L'ascesa politica di Giacomo ebbe luogo nell'ultimo periodo di vita del libero comune di Padova, scosso da lotte intestine tra l'antica aristocrazia comunale e la classe di nuovi ricchi che si era formata con l'inurbamento di Padova, comprendenti banchieri, usurai e commercianti. La situazione creatasi fu aggravata dai continui attacchi a cui il comune era sottoposto dall'espansione della Signoria di Verona degli Scaligeri.

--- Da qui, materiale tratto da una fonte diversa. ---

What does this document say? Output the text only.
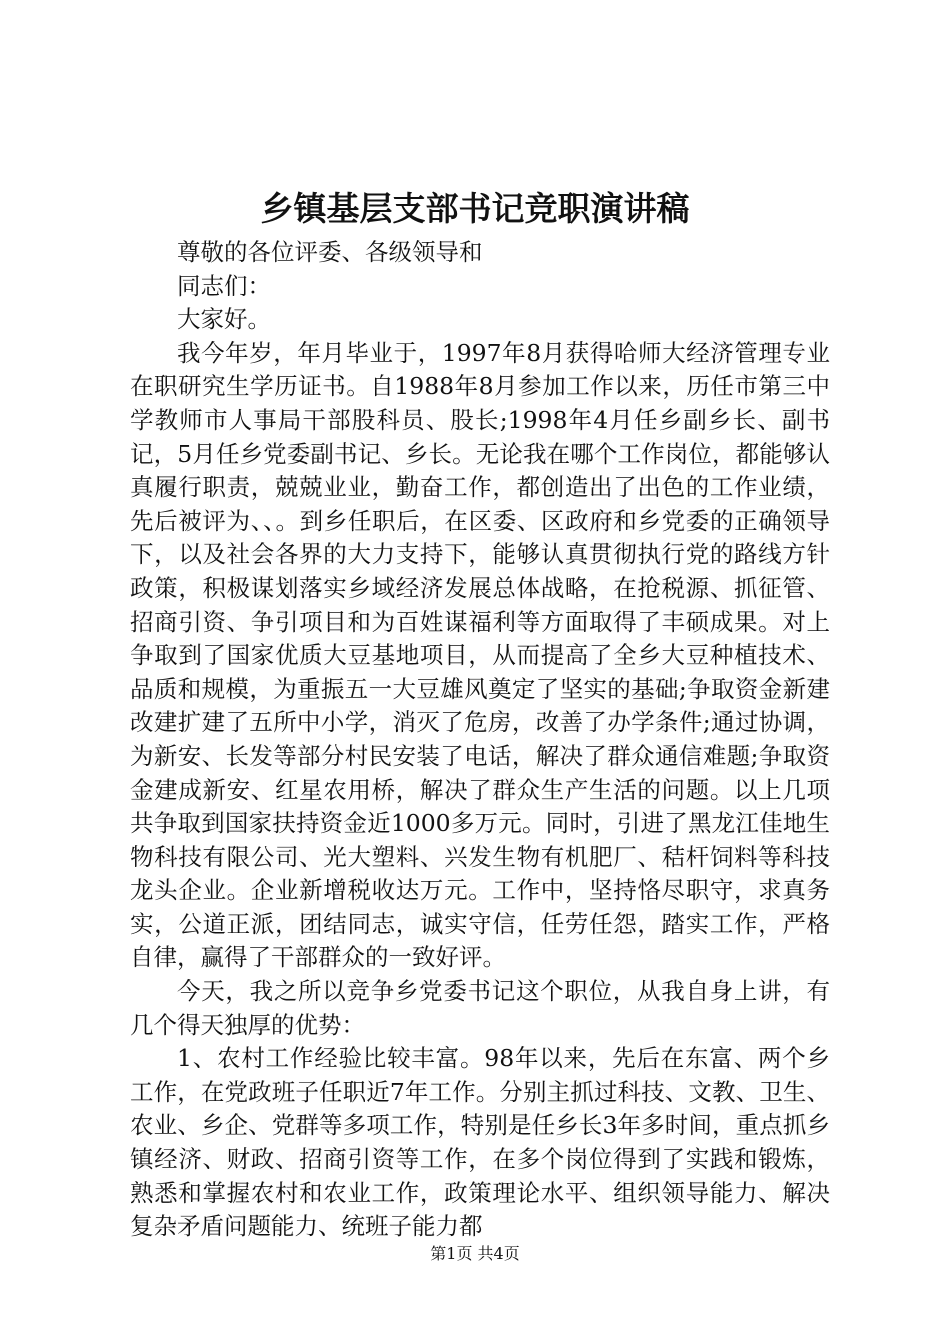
乡镇基层支部书记竞职演讲稿

尊敬的各位评委、各级领导和

同志们：

大家好。

我今年岁，年月毕业于，1997年8月获得哈师大经济管理专业在职研究生学历证书。自1988年8月参加工作以来，历任市第三中学教师市人事局干部股科员、股长;1998年4月任乡副乡长、副书记，5月任乡党委副书记、乡长。无论我在哪个工作岗位，都能够认真履行职责，兢兢业业，勤奋工作，都创造出了出色的工作业绩，先后被评为、、。到乡任职后，在区委、区政府和乡党委的正确领导下，以及社会各界的大力支持下，能够认真贯彻执行党的路线方针政策，积极谋划落实乡域经济发展总体战略，在抢税源、抓征管、招商引资、争引项目和为百姓谋福利等方面取得了丰硕成果。对上争取到了国家优质大豆基地项目，从而提高了全乡大豆种植技术、品质和规模，为重振五一大豆雄风奠定了坚实的基础;争取资金新建改建扩建了五所中小学，消灭了危房，改善了办学条件;通过协调，为新安、长发等部分村民安装了电话，解决了群众通信难题;争取资金建成新安、红星农用桥，解决了群众生产生活的问题。以上几项共争取到国家扶持资金近1000多万元。同时，引进了黑龙江佳地生物科技有限公司、光大塑料、兴发生物有机肥厂、秸杆饲料等科技龙头企业。企业新增税收达万元。工作中，坚持恪尽职守，求真务实，公道正派，团结同志，诚实守信，任劳任怨，踏实工作，严格自律，赢得了干部群众的一致好评。

今天，我之所以竞争乡党委书记这个职位，从我自身上讲，有几个得天独厚的优势：

1、农村工作经验比较丰富。98年以来，先后在东富、两个乡工作，在党政班子任职近7年工作。分别主抓过科技、文教、卫生、农业、乡企、党群等多项工作，特别是任乡长3年多时间，重点抓乡镇经济、财政、招商引资等工作，在多个岗位得到了实践和锻炼，熟悉和掌握农村和农业工作，政策理论水平、组织领导能力、解决复杂矛盾问题能力、统班子能力都

第1页 共4页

L'influenza di Padova sul territorio circostante comprendeva all'inizio del XIV secolo il controllo di importanti città quali Vicenza, Bassano e Rovigo, l'alleanza con il Patriarcato di Aquileia e gli Estensi nonché la collaborazione con Venezia.[1] Una svolta importante per le sorti cittadine fu la calata in Italia del re di Germania Enrico VII di Lussemburgo nel 1310, ansioso di restaurare il potere imperiale in Italia scemato dopo la morte di Federico II di Svevia nel 1250. Il sovrano iniziò una campagna militare contro le città che si rifiutavano di assoggettarsi; la guelfa Padova non si sottomise ma riuscì ad evitare lo scontro; Enrico VII comunque la punì favorendo l'occupazione di Vicenza da parte del ghibellino Cangrande della Scala, signore di Verona. Questi fece deviare le acque del Bacchiglione per indebolire Padova, che preferì evitare lo scontro con Enrico VII, eletto in quel periodo Sacro Romano Imperatore a Roma.[2]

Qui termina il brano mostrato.